Die Rechtsabteilung des Kantons Aargau kommt in ihrer Auslegung allerdings zu einer anderen, sehr interessanten Schlussfolgerung. Der Originaltext: «Ob der Gemeinderat aufgrund der Initiative mit der Unterzeichnung des Dienstbarkeitsvertrags hätte zuwarten sollen, wie dies die Anzeigenden geltend machen, ist mithin eine ausschliesslich politische Frage, die sich der kantonalen Aufsicht entzieht.»
Auch Gemeindeammann handelte korrekt
Wie bereits erwähnt, befindet sich Gemeindeammann Arsène Perroud im Baubewilligungsverfahren der Stach Investment AG am Freihofweg im Ausstand. Dies wurde vom Regierungsrat veranlasst. Nun bestätigt der Rechtsdienst, dass das öffentlich-rechtliche Baubewilligungsverfahren und der privatrechtliche Abschluss eines Dienstbarkeitsvertrags «zu unterscheiden» sind. Als Gemeindeammann war Arsène Perroud befugt, «den Dienstbarkeitsvertrag zusammen mit dem Gemeindeschreiber zu unterzeichnen», so der Gemeinderat. «Sämtliche Handlungen in diesem Zusammenhang waren korrekt.»
In ihrem Schreiben hält die Rechtsabteilung auch fest, «dass nicht jede falsche Rechtsanwendung zugleich eine Amtspflichtverletzung ist». Und zwischen dem Dienstbarkeitsvertrag für die Ortsbürgergemeinde und dem fraglichen Baugesuch bestehe kein kausaler Zusammenhang. Das Initiativkomitee sieht das nach Prüfung durch Notare und Anwälte anders.

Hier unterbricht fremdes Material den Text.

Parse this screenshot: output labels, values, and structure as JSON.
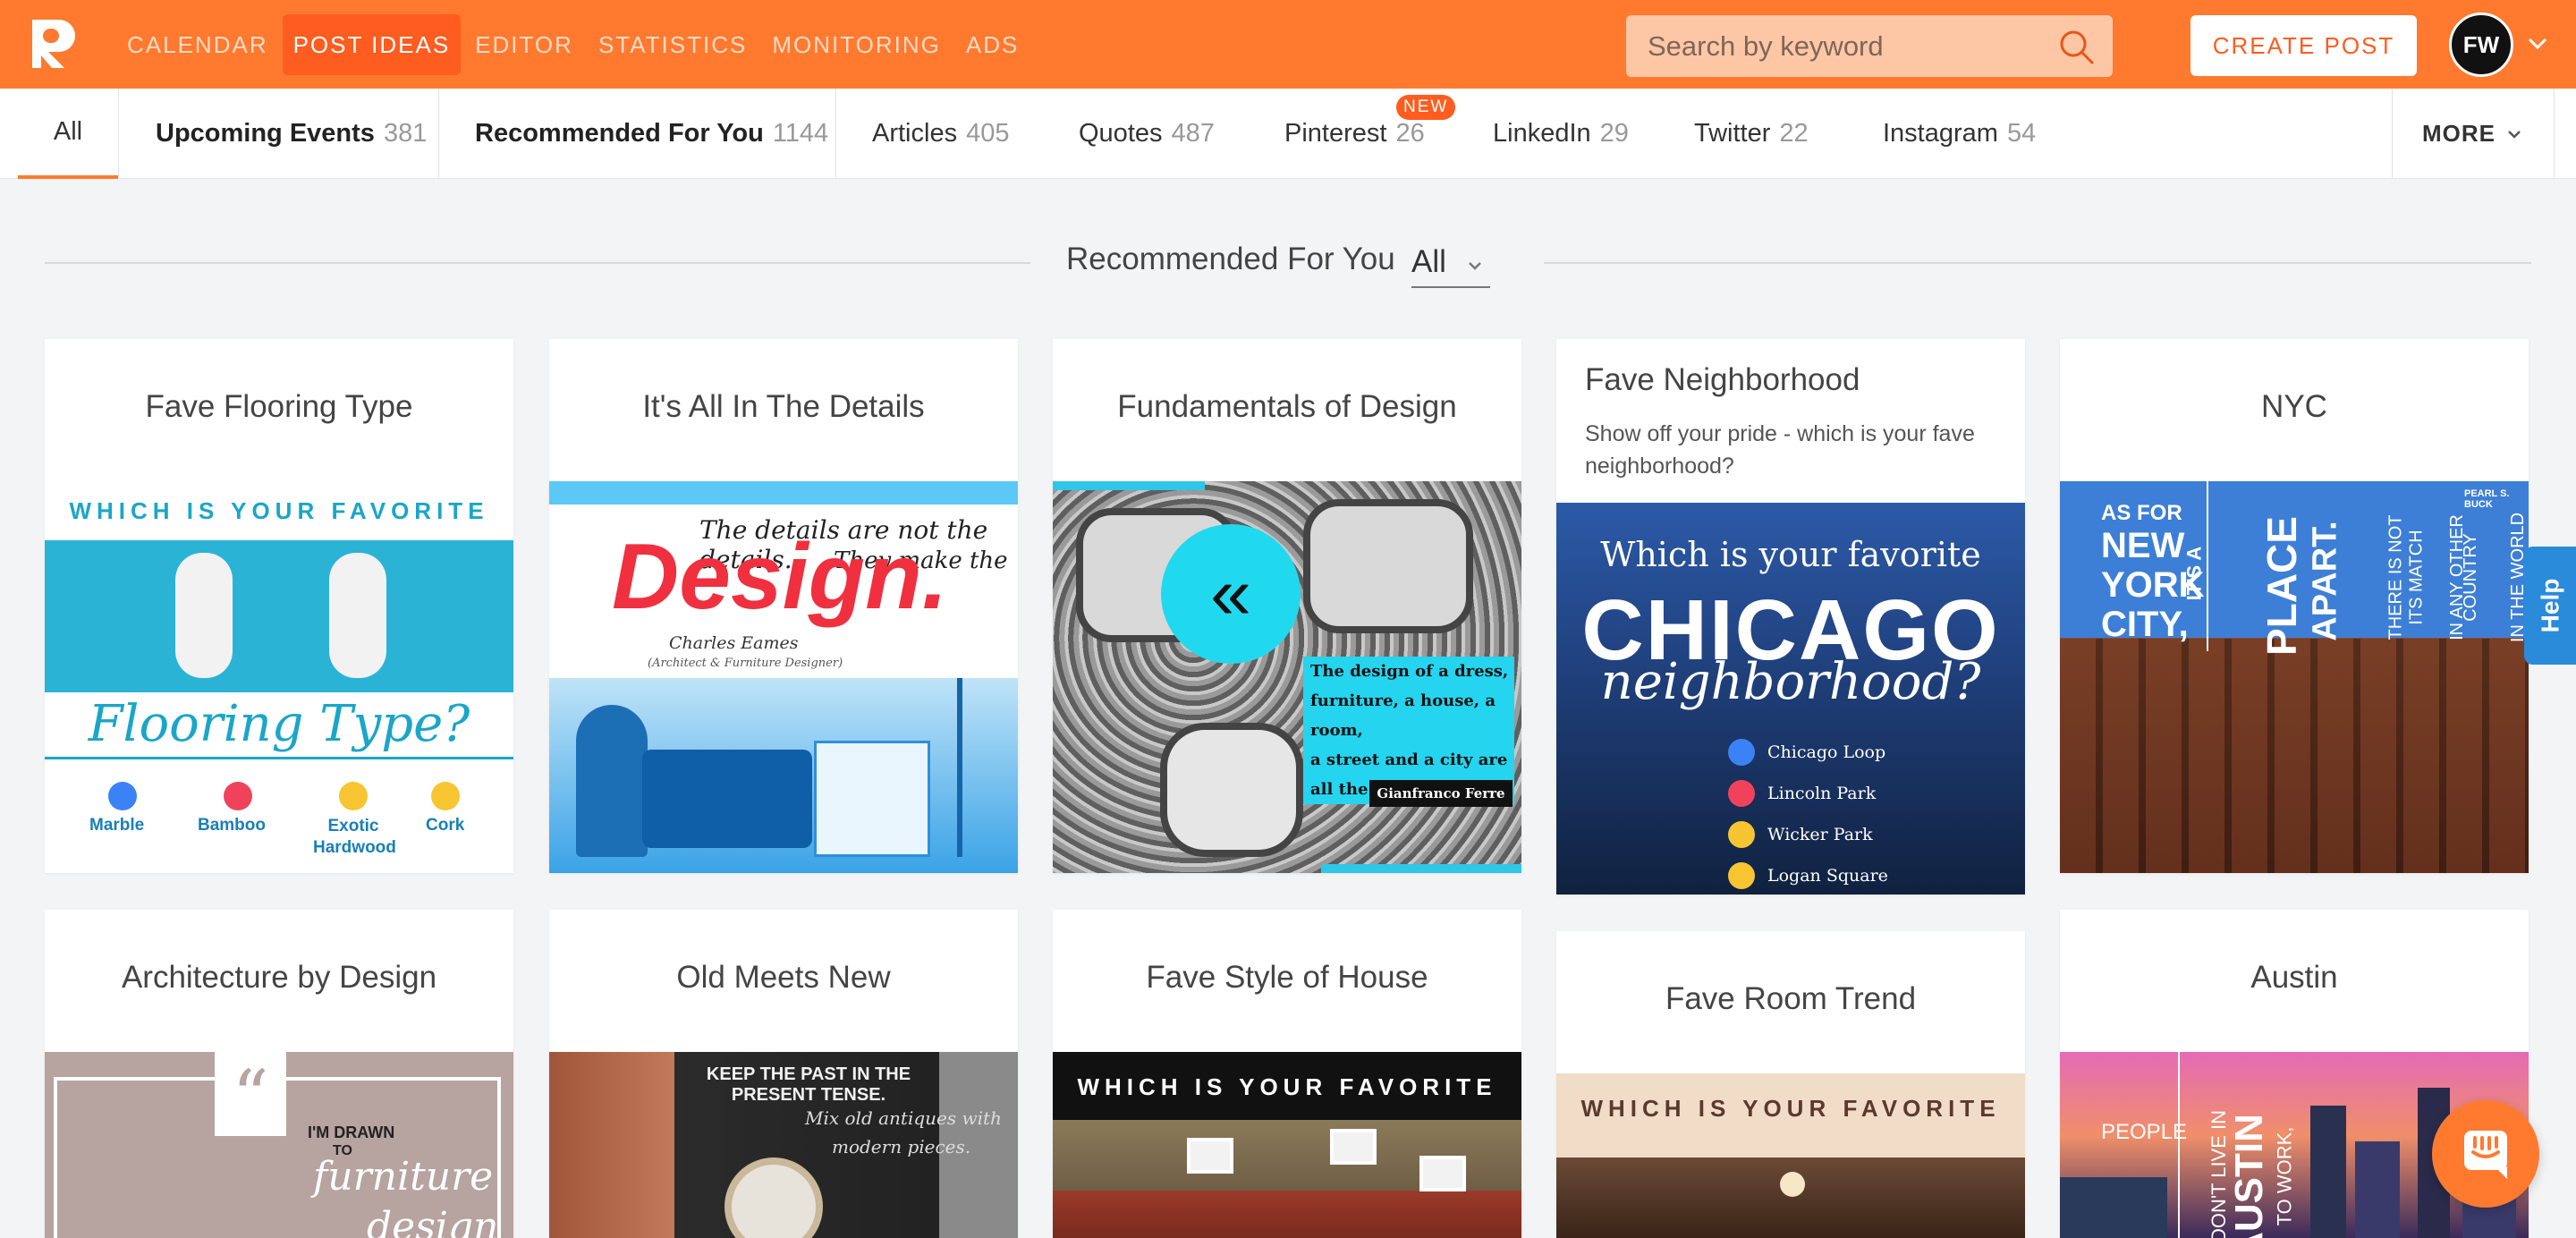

Der Gemeinderat betont zudem, dass mit dem abgeschlossenen Dienstbarkeitsvertrag «die Ortsbürgergemeinde profitiert». Es wurde ein gegenseitiges Fuss- und Fahrwegrecht eingeräumt. Zum anderen wurden zugunsten der Ortsbürgergemeinde ein Näherbaurecht, Näherpflanzrechte, ein Überbaurecht sowie ein Benützungsrecht begründet. «Mit diesen Rechten wird insbesondere der Baumbestand auf dem Grundstück der Villa Isler langfristig gesichert, was dem zentralen Anliegen der Initiative entspricht.» Das Initiativkomitee hat in diesem wesentlichen Punkt allerdings eine ganz andere Haltung.

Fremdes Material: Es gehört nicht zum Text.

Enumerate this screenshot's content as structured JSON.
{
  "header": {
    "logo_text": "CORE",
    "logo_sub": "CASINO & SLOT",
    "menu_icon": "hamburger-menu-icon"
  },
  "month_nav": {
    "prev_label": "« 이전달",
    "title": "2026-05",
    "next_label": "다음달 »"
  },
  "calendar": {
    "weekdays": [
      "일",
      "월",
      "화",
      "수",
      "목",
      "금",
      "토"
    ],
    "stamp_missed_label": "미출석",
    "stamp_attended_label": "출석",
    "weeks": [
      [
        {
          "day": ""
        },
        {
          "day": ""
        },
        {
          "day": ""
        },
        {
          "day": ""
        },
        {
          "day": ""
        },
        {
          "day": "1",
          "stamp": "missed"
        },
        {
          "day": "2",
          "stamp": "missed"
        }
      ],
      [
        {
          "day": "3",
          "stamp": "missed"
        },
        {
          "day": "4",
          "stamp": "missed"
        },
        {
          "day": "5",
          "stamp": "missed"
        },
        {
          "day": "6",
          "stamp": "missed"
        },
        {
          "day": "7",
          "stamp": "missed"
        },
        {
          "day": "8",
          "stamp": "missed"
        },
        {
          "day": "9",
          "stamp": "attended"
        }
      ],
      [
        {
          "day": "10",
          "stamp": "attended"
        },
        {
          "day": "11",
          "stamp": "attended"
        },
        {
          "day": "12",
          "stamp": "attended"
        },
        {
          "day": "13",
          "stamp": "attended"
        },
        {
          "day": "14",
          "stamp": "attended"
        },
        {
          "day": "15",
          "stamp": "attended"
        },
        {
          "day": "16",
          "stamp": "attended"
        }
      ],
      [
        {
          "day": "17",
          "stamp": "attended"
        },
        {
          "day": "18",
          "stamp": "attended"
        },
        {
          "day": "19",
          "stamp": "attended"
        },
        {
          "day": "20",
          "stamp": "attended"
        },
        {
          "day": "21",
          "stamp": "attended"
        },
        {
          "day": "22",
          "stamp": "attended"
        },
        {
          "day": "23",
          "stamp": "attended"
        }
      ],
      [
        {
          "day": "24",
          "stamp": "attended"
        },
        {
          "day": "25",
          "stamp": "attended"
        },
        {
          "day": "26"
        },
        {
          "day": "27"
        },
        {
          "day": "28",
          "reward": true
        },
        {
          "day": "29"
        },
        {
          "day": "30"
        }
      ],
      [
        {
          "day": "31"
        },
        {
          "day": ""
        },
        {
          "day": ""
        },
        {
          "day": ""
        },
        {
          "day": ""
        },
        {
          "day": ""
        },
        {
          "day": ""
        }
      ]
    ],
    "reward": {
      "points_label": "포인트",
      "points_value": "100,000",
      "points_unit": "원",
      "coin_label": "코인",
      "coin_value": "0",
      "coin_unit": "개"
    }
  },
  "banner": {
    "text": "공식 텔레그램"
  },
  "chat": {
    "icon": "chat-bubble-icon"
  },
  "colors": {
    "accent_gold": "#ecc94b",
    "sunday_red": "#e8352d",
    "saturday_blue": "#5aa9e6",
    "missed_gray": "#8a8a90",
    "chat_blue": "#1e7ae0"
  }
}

Tatsächlich realitätsfremd?
Weiter wurde dem Gemeinderat vorgeworfen, er hätte in dieser Angelegenheit hektisch gehandelt. Allerdings sei seit dem Jahr 2019 bekannt gewesen, dass in diesem Zusammenhang gegenseitig Dienstbarkeiten abgeschlossen werden sollen. Der Gemeinderat dazu: «Die Initianten hätten fünf Jahre Zeit gehabt, die Kompetenz zur Erteilung von Dienstbarkeiten an die Ortsbürgergemeindeversammlung zu ziehen. Dem Gemeinderat unter diesem Aspekt hektisches Handeln vorzuhalten, ist realitätsfremd.»
«Initiative hat politische Wirkung»
Die drei Initianten der Aufsichtsanzeige
In zwei Abhandlungen mit total 15 Seiten haben die Rechtsabteilung des Departements Bau, Verkehr und Umwelt sowie die Gemeindeabteilung des Departements Volkswirtschaft und Inneres die Aufsichtsanzeige abgewiesen. «Die Anzeiger nehmen den Entscheid der Aufsichtsbehörde zur Kenntnis», heisst es in einer Pressemitteilung von Ruedi Donat, Walter Dubler und Hans Meyer. Die Abhandlungen enthalten gemäss ihrer Sicht «vage Begriffe wie ‹unseres Erachtens› oder ‹nach unserer Beurteilung›. Die juristischen Erwägungen hätten auch eine andere Schlussfolgerung zugelassen.»
Das Trio geht vor allem auf einen zentralen Satz des Departements Bau, Verkehr und Umwelt ein: «Ob der Gemeinderat aufgrund der Initiative mit der Unterzeichnung des Dienstbarkeitsvertrags hätte zuwarten sollen, wie dies die Anzeigenden geltend machen, ist mithin eine ausschliesslich politische Frage, die sich der kantonalen Aufsicht entzieht.»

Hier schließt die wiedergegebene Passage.